En relación a que se declare el 23 de septiembre como “El Día del Pelotero Profesional de la República Dominicana”, dijo que ese día del año 1956,  fue el debut de “Osvaldo Virgil” como el primer dominicano en jugar en el béisbol de las Grandes Ligas, abriéndole así el camino a los demás jugadores de la nación de Juan Pablo Duarte.

Resaltó además que Virgil tiene su historia en la pelota invernal dominicana y del Caribe, militando con los Leones del Escogido y Águilas Cibaeñas, equipos que posteriormente dirigió; además que fue dirigente de la liga venezolana con los Leones de Caracas, Tigres de Aragua, Tiburones de La Guaira y Cardenales de Lara.

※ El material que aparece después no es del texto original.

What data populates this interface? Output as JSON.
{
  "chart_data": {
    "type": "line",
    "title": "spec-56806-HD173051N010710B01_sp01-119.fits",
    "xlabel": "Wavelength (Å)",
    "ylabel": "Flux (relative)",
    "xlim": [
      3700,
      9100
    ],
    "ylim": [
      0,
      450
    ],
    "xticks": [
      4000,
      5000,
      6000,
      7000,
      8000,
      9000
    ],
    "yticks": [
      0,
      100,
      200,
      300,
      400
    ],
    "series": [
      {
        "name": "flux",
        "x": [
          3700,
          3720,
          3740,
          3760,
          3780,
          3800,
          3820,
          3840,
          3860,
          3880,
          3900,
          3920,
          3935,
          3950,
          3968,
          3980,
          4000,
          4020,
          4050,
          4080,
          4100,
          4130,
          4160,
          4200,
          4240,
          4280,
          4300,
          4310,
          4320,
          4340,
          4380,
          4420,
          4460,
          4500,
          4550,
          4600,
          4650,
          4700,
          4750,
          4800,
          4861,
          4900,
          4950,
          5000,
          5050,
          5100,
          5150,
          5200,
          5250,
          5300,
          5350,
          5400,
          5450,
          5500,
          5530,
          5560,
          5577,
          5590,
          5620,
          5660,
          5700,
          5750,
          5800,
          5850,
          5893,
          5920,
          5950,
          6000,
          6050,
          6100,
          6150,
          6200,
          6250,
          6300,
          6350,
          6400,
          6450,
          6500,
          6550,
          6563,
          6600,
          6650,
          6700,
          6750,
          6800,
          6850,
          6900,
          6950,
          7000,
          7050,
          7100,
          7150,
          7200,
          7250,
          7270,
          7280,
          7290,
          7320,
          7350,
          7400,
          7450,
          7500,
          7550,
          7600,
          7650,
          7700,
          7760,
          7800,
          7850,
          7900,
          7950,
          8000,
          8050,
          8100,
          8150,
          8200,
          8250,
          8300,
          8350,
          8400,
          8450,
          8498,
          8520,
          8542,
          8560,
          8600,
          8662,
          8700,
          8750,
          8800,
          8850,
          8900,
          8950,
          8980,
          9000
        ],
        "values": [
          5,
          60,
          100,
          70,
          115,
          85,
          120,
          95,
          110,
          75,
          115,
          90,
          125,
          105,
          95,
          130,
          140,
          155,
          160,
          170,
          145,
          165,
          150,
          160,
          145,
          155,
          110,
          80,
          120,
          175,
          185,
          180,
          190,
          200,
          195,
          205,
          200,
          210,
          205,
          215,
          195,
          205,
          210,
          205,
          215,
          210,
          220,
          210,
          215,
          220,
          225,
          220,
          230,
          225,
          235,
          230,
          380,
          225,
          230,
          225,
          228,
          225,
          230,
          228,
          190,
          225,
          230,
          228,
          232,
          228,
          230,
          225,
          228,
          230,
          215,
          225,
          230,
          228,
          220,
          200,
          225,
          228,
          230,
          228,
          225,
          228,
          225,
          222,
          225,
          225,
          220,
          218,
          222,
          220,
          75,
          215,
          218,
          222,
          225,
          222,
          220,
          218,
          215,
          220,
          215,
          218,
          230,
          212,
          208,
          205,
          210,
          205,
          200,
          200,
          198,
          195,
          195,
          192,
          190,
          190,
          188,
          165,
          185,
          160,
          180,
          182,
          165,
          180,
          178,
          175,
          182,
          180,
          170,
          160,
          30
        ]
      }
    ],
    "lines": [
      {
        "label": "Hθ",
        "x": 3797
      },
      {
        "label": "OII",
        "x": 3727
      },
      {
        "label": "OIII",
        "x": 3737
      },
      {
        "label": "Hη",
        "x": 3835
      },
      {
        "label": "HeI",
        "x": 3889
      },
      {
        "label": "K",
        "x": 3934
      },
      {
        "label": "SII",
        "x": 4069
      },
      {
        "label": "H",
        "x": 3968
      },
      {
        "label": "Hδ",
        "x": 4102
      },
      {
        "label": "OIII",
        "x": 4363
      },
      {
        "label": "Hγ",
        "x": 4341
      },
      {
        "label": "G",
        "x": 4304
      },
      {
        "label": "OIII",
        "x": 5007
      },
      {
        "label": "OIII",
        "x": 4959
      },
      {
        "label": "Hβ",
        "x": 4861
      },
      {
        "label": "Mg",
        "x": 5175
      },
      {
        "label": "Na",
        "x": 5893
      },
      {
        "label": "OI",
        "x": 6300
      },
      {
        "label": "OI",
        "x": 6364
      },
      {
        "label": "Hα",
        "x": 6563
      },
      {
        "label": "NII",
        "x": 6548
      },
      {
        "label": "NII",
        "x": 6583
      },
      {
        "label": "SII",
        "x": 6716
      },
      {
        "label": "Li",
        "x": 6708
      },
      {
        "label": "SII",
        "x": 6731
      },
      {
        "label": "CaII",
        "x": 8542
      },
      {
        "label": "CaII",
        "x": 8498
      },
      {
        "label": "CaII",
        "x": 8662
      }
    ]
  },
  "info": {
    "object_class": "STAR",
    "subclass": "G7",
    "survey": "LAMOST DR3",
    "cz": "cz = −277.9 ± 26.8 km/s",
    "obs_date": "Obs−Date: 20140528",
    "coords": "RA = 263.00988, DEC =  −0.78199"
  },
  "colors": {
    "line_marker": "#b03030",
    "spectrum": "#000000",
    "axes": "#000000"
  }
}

“La Normal fue el primer estadio que se construyó en el país por allá por el 1946 y Virgil fue el primer jugador dominicano en llegar a Grandes Ligas, entonces lo honraremos con ponerle su nombre al estadio más antiguo”, agregó Romero.

Osvaldo Virgil

Osvaldo José Virgil Pichardo mejor conocido como Ozzie Virgil, nació el 17 de mayo de 1932 en Montecristi.

El 23 de septiembre del año  1956 firmó un contrato con los Gigantes de Nueva York, convirtiéndose en el primer dominicano en jugar en Las Mayores.

“El Orégano” como le llaman a Virgil, jugó en la liga dominicana en seis temporadas, cinco de ellas con el euipo de los Leones del Escogido. Jugó su última campaña con las Águilas Cibaeñas. Desde la temporada 1955-56 y hasta 67-68, acumuló 216 partidos, donde bateó para .266.

El 23 de septiembre de este año Virgil cumplirá 62 años de jugar por primera vez en Grandes Ligas.

Estadio La Normal

El estadio La Normal forma parte de la historia del béisbol dominicano, ya que fue inaugurado en 1946. Sirvió de albergue desde el 1951 y hasta 1954 como casa del béisbol profesional dominicano.

El 23 de septiembre representa una fecha muy importante para el béisbol dominicano en las Grandes Ligas. Y es que hace exactamente 64 años, Osvaldo Virgil debutó en las Grandes Ligas con los Gigantes de Nueva York.

Detrás de Virgil, decenas de dominicanos han pasado por las Grandes Ligas, dejando bien claro que el talento criollo es capaz de superar con creces al de cualquier parte del mundo.